Les élus de l’opposition, eux, ont bien accueilli les nouveaux allégements, mais réclamé des précisions. « Nous sommes toujours dans le néant le plus complet quant aux critères scientifiques du système d’alerte par paliers. Nous demandons une fois de plus au gouvernement de rendre publics les critères associés à chacune des zones de couleurs », presse le porte-parole péquiste en santé, Joël Arseneau.

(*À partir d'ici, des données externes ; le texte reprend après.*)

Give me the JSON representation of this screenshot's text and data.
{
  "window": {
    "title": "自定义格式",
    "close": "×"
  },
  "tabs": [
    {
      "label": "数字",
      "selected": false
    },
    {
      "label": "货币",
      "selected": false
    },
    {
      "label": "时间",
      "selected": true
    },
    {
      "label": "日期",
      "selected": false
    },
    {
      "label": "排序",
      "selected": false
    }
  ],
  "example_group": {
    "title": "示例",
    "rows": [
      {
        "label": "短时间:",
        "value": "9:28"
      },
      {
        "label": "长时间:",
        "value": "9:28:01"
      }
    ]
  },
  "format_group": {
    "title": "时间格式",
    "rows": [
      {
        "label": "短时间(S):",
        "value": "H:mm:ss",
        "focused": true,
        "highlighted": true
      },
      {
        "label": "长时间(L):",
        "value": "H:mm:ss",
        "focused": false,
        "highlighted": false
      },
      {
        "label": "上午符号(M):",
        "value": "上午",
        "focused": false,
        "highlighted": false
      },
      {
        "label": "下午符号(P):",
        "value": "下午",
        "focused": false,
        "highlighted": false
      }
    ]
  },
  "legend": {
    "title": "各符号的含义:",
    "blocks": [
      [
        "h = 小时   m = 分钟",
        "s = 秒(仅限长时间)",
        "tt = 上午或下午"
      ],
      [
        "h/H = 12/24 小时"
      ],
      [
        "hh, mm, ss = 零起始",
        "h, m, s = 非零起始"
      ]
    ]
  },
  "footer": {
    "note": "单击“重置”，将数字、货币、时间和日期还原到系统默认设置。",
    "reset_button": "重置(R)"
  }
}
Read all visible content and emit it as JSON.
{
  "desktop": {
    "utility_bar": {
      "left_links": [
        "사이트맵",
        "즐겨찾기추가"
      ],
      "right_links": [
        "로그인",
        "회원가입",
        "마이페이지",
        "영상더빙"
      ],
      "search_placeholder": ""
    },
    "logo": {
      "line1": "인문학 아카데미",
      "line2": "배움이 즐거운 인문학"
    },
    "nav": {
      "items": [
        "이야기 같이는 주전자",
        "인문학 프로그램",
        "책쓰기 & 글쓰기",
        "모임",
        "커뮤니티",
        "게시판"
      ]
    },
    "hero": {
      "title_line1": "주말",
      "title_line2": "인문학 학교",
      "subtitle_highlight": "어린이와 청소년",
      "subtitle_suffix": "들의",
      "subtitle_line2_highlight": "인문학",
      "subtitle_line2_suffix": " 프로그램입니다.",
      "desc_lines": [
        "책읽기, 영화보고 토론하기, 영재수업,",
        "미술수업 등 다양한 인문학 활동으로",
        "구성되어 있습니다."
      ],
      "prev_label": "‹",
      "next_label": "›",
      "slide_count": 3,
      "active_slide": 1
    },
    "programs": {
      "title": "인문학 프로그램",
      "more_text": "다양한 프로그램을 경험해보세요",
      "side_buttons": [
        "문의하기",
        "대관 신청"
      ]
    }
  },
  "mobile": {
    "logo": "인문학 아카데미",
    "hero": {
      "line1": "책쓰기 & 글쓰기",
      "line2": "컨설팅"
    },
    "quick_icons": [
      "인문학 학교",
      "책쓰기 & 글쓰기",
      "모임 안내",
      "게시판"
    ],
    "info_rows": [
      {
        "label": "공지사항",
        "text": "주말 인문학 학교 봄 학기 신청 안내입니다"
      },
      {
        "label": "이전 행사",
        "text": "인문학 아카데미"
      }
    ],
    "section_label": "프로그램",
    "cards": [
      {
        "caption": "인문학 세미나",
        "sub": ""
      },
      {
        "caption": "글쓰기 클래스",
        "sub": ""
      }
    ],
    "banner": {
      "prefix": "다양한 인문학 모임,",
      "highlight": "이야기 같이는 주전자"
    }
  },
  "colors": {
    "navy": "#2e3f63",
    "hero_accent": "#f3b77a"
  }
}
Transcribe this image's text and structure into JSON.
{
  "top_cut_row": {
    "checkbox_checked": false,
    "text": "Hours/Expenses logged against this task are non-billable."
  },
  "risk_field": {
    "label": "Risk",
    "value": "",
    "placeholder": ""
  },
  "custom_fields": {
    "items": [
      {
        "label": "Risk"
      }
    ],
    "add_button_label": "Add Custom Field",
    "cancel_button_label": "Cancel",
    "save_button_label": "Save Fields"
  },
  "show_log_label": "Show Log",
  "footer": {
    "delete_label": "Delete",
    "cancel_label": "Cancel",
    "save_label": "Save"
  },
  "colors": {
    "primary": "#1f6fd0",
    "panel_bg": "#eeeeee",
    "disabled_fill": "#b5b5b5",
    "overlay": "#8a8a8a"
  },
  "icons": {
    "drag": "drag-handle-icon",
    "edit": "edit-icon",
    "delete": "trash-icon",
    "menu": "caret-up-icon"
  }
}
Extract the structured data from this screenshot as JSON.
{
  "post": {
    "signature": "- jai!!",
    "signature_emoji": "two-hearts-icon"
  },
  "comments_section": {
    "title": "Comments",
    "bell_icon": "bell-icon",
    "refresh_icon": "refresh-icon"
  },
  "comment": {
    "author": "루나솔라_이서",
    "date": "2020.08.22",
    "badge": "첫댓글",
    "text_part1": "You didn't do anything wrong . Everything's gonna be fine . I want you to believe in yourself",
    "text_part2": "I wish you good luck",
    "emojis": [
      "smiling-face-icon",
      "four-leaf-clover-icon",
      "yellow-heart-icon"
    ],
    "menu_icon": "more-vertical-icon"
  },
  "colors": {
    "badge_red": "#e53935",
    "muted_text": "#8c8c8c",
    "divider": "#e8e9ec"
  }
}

Dans les rangs libéraux, la critique en santé, Marie Montpetit, a aussi parlé d’annonces positives, en demandant toutefois au gouvernement « de demeurer vigilant face à la présence de variants ». « Nous souhaitons éviter à tout prix une troisième vague et un reconfinement. Pour ce faire, la campagne de vaccination doit s’accélérer », soutient-elle.

Chez Québec solidaire, le co-porte-parole Gabriel Nadeau-Dubois a parlé de « nouvelles encourageantes » pour la vaccination. « Clairement, les efforts colossaux qu’a faits la population dans les derniers mois ont porté leurs fruits. Maintenant, c’est au tour du gouvernement de faire sa part et de mettre les bouchées doubles pour éviter une nouvelle vague de variants », juge-t-il.

« La situation s’améliore », dit Plante

Dans une enfilade de tweets publiés en soirée, la mairesse de Montréal, Valérie Plante, a accueilli positivement les nouveaux allégements concernant le couvre-feu, qui démontrent « que la situation s’améliore ». « Je nous invite à demeurer vigilants face aux variants, et à respecter les mesures sanitaires », a-t-elle également prévenu.

« Toutes les Montréalaises et tous les Montréalais qui voudront recevoir le vaccin pourront probablement le faire d’ici la fête nationale », a-t-elle ajouté. Son administration salue la réouverture des salles de spectacles et des théâtres dès le 26 mars. « Voilà qui fera un grand bien à la population, et à la culture, profondément ancrée dans l’ADN de Montréal », soutient Mme Plante.